Presidential candidate Sen. Bernie Sanders probably felt like a pretty generous guy when he called for 12 weeks of paid family leave. The Washington, D.C. City Council, though, is determined to make him look downright cheap by adding on an extra four weeks, for a total of four months of paid family leave for all employees in the District of Columbia, full- and part-time.

So who pays for these months of time off? The Sanders plan would have workers pay into a fund with every paycheck, “at the price of roughly one cup of coffee per week.” And D.C.?

Emily Miller, chief investigative reporter for Fox 5 News, reports that the city council wants to pay for its plan with a new tax on employers — the same employers who will be struggling to operate without employees for four months out of the year. The program would be paid for by an employer tax that would amount to up to one percent of the employee’s salary. Miller reports:

A room of supporters cheered when the city council moved forward this bill. If passed, it will be the first of its kind in the nation — a level of benefit that is only seen in Europe.

“The Obama administration has funded research grants across the country, including here in D.C.,” said Councilmember Elissa Silverman (I-At Large). “It’s jumpstarted our efforts to make these systems a reality.”

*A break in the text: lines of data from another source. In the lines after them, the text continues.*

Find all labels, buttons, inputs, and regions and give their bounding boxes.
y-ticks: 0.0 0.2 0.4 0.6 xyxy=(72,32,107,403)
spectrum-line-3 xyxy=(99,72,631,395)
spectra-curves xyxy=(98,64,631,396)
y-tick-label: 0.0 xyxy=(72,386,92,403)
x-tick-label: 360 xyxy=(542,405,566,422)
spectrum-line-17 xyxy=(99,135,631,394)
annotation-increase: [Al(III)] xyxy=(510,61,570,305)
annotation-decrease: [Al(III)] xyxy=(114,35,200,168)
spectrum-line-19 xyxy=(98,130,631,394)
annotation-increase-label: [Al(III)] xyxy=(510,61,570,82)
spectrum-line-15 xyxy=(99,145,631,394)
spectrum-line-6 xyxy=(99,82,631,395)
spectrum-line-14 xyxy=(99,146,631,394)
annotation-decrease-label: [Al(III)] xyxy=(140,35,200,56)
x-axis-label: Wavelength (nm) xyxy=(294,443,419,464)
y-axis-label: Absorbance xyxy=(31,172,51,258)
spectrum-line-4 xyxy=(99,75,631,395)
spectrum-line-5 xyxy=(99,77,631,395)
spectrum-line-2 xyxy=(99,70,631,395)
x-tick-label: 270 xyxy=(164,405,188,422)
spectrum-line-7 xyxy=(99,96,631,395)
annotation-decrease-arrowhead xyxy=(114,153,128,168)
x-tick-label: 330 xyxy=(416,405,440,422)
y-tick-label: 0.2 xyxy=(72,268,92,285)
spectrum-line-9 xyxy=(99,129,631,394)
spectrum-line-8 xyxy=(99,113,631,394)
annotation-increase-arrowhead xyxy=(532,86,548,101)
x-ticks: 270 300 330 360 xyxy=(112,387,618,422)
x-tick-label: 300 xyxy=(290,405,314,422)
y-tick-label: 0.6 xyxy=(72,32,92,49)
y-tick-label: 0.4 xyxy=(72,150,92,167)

And where better than the turbocharged economic engine that is Washington, D.C. to implement such a program?

Broke? The policy will actually help businesses, argues Councilmember David Grosso. “I actually think it will make us more competitive because what we’ll be able to do is keep high quality employees,” Miller reports Grosso as saying. “We’ll be able to attract employees to come here and live.”

And maybe work a little now and then.